Love of games all in the family

John Arnerich's son, Dominic Arnerich(8) plays football. He is a sports mad kid but has never played rugby, and all his mates play football. 10 July 2014 Herald on Sunday photograph by Michael Craig
John Arnerich's son, Dominic Arnerich(8) plays football. He is a sports mad kid but has never played rugby, and all his mates play football. 10 July 2014 Herald on Sunday photograph by Michael Craig
Dominic Arnerich has tried most sports, except rugby. Photo / Michael Craig

Eastern Europeans tend to love their football, and the Arnerich family is no exception.
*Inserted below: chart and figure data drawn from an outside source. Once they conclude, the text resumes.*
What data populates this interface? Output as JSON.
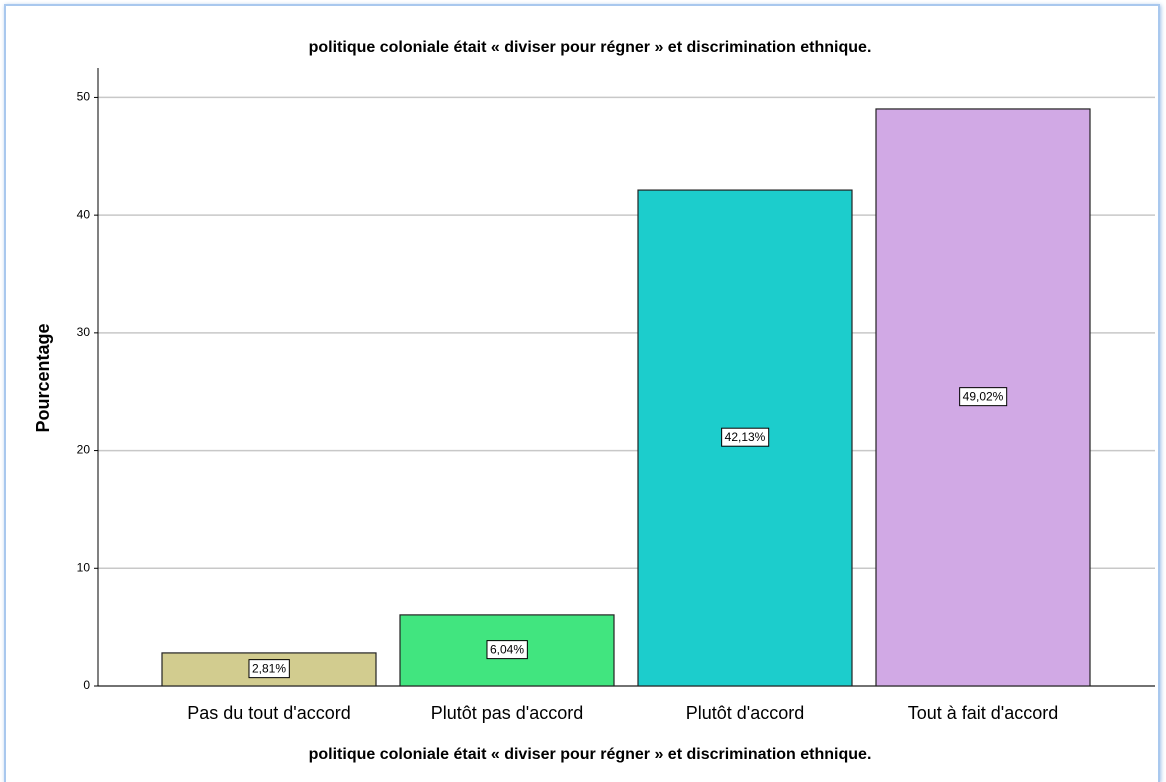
{
  "chart_data": {
    "type": "bar",
    "title": "politique coloniale était  « diviser pour régner » et discrimination ethnique.",
    "x_label": "politique coloniale était  « diviser pour régner » et discrimination ethnique.",
    "y_label": "Pourcentage",
    "categories": [
      "Pas du tout d'accord",
      "Plutôt pas d'accord",
      "Plutôt d'accord",
      "Tout à fait d'accord"
    ],
    "values": [
      2.81,
      6.04,
      42.13,
      49.02
    ],
    "value_labels": [
      "2,81%",
      "6,04%",
      "42,13%",
      "49,02%"
    ],
    "colors": [
      "#d2cc8f",
      "#41e57f",
      "#1ccdcc",
      "#d1a9e5"
    ],
    "ylim": [
      0,
      52.5
    ],
    "yticks": [
      0,
      10,
      20,
      30,
      40,
      50
    ],
    "grid": true
  }
}
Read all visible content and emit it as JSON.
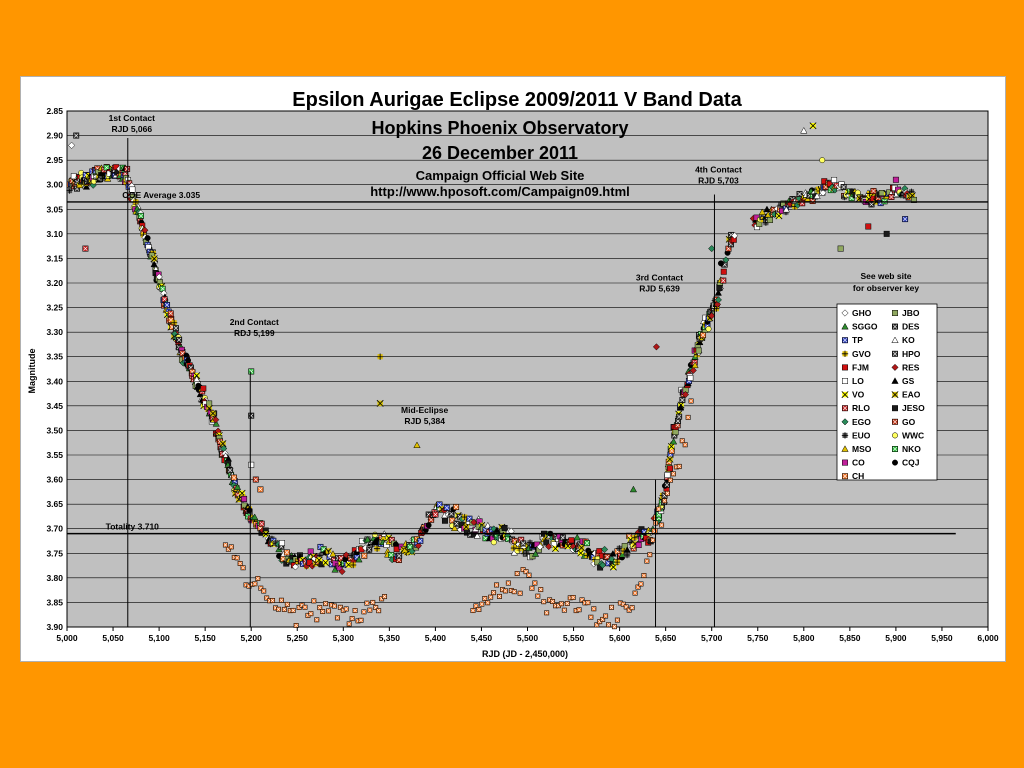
{
  "chart_data": {
    "type": "scatter",
    "title": "Epsilon Aurigae Eclipse 2009/2011 V Band Data",
    "subtitle_lines": [
      "Hopkins Phoenix Observatory",
      "26 December 2011",
      "Campaign Official Web Site",
      "http://www.hposoft.com/Campaign09.html"
    ],
    "xlabel": "RJD (JD - 2,450,000)",
    "ylabel": "Magnitude",
    "xlim": [
      5000,
      6000
    ],
    "ylim": [
      2.85,
      3.9
    ],
    "y_inverted": true,
    "grid": true,
    "x_ticks": [
      "5,000",
      "5,050",
      "5,100",
      "5,150",
      "5,200",
      "5,250",
      "5,300",
      "5,350",
      "5,400",
      "5,450",
      "5,500",
      "5,550",
      "5,600",
      "5,650",
      "5,700",
      "5,750",
      "5,800",
      "5,850",
      "5,900",
      "5,950",
      "6,000"
    ],
    "y_ticks": [
      "2.85",
      "2.90",
      "2.95",
      "3.00",
      "3.05",
      "3.10",
      "3.15",
      "3.20",
      "3.25",
      "3.30",
      "3.35",
      "3.40",
      "3.45",
      "3.50",
      "3.55",
      "3.60",
      "3.65",
      "3.70",
      "3.75",
      "3.80",
      "3.85",
      "3.90"
    ],
    "reference_lines": [
      {
        "label": "OOE Average 3.035",
        "y": 3.035,
        "x_from": 5000,
        "x_to": 6000
      },
      {
        "label": "Totality 3.710",
        "y": 3.71,
        "x_from": 5000,
        "x_to": 5965
      }
    ],
    "annotations": [
      {
        "line1": "1st Contact",
        "line2": "RJD 5,066",
        "x": 5066
      },
      {
        "line1": "2nd Contact",
        "line2": "RDJ 5,199",
        "x": 5199
      },
      {
        "line1": "Mid-Eclipse",
        "line2": "RJD 5,384",
        "x": 5384
      },
      {
        "line1": "3rd Contact",
        "line2": "RJD 5,639",
        "x": 5639
      },
      {
        "line1": "4th Contact",
        "line2": "RJD 5,703",
        "x": 5703
      }
    ],
    "legend_note": [
      "See web site",
      "for observer key"
    ],
    "legend_placement": "right",
    "series": [
      {
        "name": "GHO",
        "color": "#ffffff",
        "marker": "diamond"
      },
      {
        "name": "JBO",
        "color": "#90a860",
        "marker": "square"
      },
      {
        "name": "SGGO",
        "color": "#2e8b2e",
        "marker": "triangle"
      },
      {
        "name": "DES",
        "color": "#222222",
        "marker": "square-x"
      },
      {
        "name": "TP",
        "color": "#2b3fbf",
        "marker": "square-x"
      },
      {
        "name": "KO",
        "color": "#ffffff",
        "marker": "triangle"
      },
      {
        "name": "GVO",
        "color": "#d9b800",
        "marker": "plus"
      },
      {
        "name": "HPO",
        "color": "#333333",
        "marker": "square-x"
      },
      {
        "name": "FJM",
        "color": "#d01010",
        "marker": "square"
      },
      {
        "name": "RES",
        "color": "#b01818",
        "marker": "diamond"
      },
      {
        "name": "LO",
        "color": "#ffffff",
        "marker": "square"
      },
      {
        "name": "GS",
        "color": "#000000",
        "marker": "triangle"
      },
      {
        "name": "VO",
        "color": "#ffff00",
        "marker": "x"
      },
      {
        "name": "EAO",
        "color": "#d4c000",
        "marker": "x"
      },
      {
        "name": "RLO",
        "color": "#c02020",
        "marker": "square-x"
      },
      {
        "name": "JESO",
        "color": "#1a1a1a",
        "marker": "square"
      },
      {
        "name": "EGO",
        "color": "#2a8a5a",
        "marker": "diamond"
      },
      {
        "name": "GO",
        "color": "#c03010",
        "marker": "square-x"
      },
      {
        "name": "EUO",
        "color": "#555555",
        "marker": "plus"
      },
      {
        "name": "WWC",
        "color": "#ffff60",
        "marker": "circle"
      },
      {
        "name": "MSO",
        "color": "#e0c000",
        "marker": "triangle"
      },
      {
        "name": "NKO",
        "color": "#2fbf3f",
        "marker": "square-x"
      },
      {
        "name": "CO",
        "color": "#c0209a",
        "marker": "square"
      },
      {
        "name": "CQJ",
        "color": "#000000",
        "marker": "circle"
      },
      {
        "name": "CH",
        "color": "#f07020",
        "marker": "square-x"
      }
    ],
    "curve": {
      "x": [
        5000,
        5020,
        5040,
        5055,
        5066,
        5080,
        5100,
        5120,
        5140,
        5160,
        5180,
        5199,
        5220,
        5250,
        5280,
        5300,
        5320,
        5340,
        5360,
        5384,
        5400,
        5420,
        5450,
        5480,
        5500,
        5520,
        5550,
        5580,
        5600,
        5620,
        5639,
        5650,
        5660,
        5670,
        5680,
        5690,
        5703,
        5720,
        5750,
        5780,
        5800,
        5830,
        5850,
        5880,
        5900,
        5920
      ],
      "y": [
        3.0,
        2.99,
        2.98,
        2.97,
        2.99,
        3.07,
        3.2,
        3.32,
        3.4,
        3.48,
        3.6,
        3.67,
        3.72,
        3.77,
        3.75,
        3.78,
        3.74,
        3.72,
        3.75,
        3.72,
        3.66,
        3.68,
        3.7,
        3.72,
        3.75,
        3.72,
        3.73,
        3.76,
        3.76,
        3.72,
        3.7,
        3.62,
        3.5,
        3.42,
        3.36,
        3.3,
        3.25,
        3.12,
        3.07,
        3.05,
        3.03,
        3.0,
        3.02,
        3.03,
        3.01,
        3.02
      ]
    },
    "faint_curve": {
      "x": [
        5170,
        5190,
        5210,
        5230,
        5250,
        5280,
        5310,
        5340,
        5440,
        5460,
        5480,
        5500,
        5520,
        5540,
        5560,
        5580,
        5600,
        5615,
        5625,
        5640,
        5660,
        5680
      ],
      "y": [
        3.72,
        3.78,
        3.82,
        3.85,
        3.87,
        3.86,
        3.88,
        3.85,
        3.86,
        3.83,
        3.82,
        3.8,
        3.84,
        3.86,
        3.85,
        3.88,
        3.87,
        3.84,
        3.8,
        3.7,
        3.58,
        3.45
      ]
    },
    "outliers": [
      {
        "x": 5005,
        "y": 2.92
      },
      {
        "x": 5010,
        "y": 2.9
      },
      {
        "x": 5020,
        "y": 3.13
      },
      {
        "x": 5200,
        "y": 3.38
      },
      {
        "x": 5200,
        "y": 3.47
      },
      {
        "x": 5200,
        "y": 3.57
      },
      {
        "x": 5205,
        "y": 3.6
      },
      {
        "x": 5210,
        "y": 3.62
      },
      {
        "x": 5340,
        "y": 3.35
      },
      {
        "x": 5340,
        "y": 3.445
      },
      {
        "x": 5380,
        "y": 3.53
      },
      {
        "x": 5615,
        "y": 3.62
      },
      {
        "x": 5640,
        "y": 3.33
      },
      {
        "x": 5700,
        "y": 3.13
      },
      {
        "x": 5710,
        "y": 3.16
      },
      {
        "x": 5800,
        "y": 2.89
      },
      {
        "x": 5810,
        "y": 2.88
      },
      {
        "x": 5820,
        "y": 2.95
      },
      {
        "x": 5840,
        "y": 3.13
      },
      {
        "x": 5870,
        "y": 3.085
      },
      {
        "x": 5890,
        "y": 3.1
      },
      {
        "x": 5900,
        "y": 2.99
      },
      {
        "x": 5910,
        "y": 3.07
      },
      {
        "x": 5760,
        "y": 3.05
      }
    ]
  }
}
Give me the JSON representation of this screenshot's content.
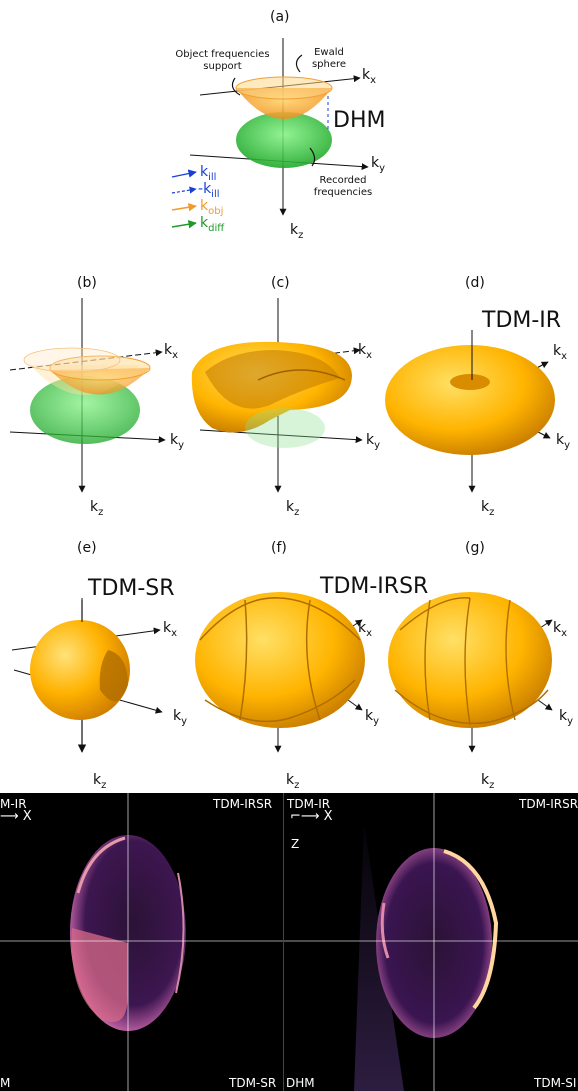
{
  "panels": {
    "a": "(a)",
    "b": "(b)",
    "c": "(c)",
    "d": "(d)",
    "e": "(e)",
    "f": "(f)",
    "g": "(g)"
  },
  "titles": {
    "dhm": "DHM",
    "tdm_ir": "TDM-IR",
    "tdm_sr": "TDM-SR",
    "tdm_irsr": "TDM-IRSR"
  },
  "annotations": {
    "object_support": "Object frequencies support",
    "ewald": "Ewald sphere",
    "recorded": "Recorded frequencies"
  },
  "axes": {
    "k": "k",
    "x": "x",
    "y": "y",
    "z": "z"
  },
  "legend": [
    {
      "k": "k",
      "sub": "ill",
      "prefix": "",
      "color": "#1a3fd6",
      "style": "solid"
    },
    {
      "k": "k",
      "sub": "ill",
      "prefix": "-",
      "color": "#1a3fd6",
      "style": "dashed"
    },
    {
      "k": "k",
      "sub": "obj",
      "prefix": "",
      "color": "#f39a2a",
      "style": "solid"
    },
    {
      "k": "k",
      "sub": "diff",
      "prefix": "",
      "color": "#1f9a2a",
      "style": "solid"
    }
  ],
  "images": {
    "left": {
      "top_left": "M-IR",
      "axis": "X",
      "top_right": "TDM-IRSR",
      "bottom_left": "M",
      "bottom_right": "TDM-SR"
    },
    "right": {
      "top_left": "TDM-IR",
      "axis_x": "X",
      "axis_z": "Z",
      "top_right": "TDM-IRSR",
      "bottom_left": "DHM",
      "bottom_right": "TDM-SI"
    }
  },
  "colors": {
    "orange": "#f5a623",
    "green": "#3cc43c",
    "yellow": "#ffc21a"
  }
}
John Arnerich's family originated in Croatia, and his son Dominic, 8, plays at Central United Football Club in Auckland's suburb of Sandringham, which has a strong connection to the Croatian community in the area.

Dominic is sports mad, and has tried most sports ... except rugby. "It's the only sport he's shown no interest in," Arnerich says.

Dominic attends Our Lady of the Sacred Heart in Epsom, and Arnerich says the kids there are very football focused.

"He plays with kids who are the same age and in the same class as him," he says.

"It's great because there is a very family-based and community feel to the sport."

He feels that football suits his son's level of fitness and has helped hone his ability. "It teaches children to be spatially aware and really increases their general fitness." And he feels this is great for his energetic son. "You need to be very aerobically fit and to have stamina, which is great for Dominic because he could play sport all day."

He says Dominic loves sport so much that he's had to limit his son's sporting activities to one code a season. "So he plays football in winter and cricket in summer.

"But he also loves tennis, so he may change to that next season."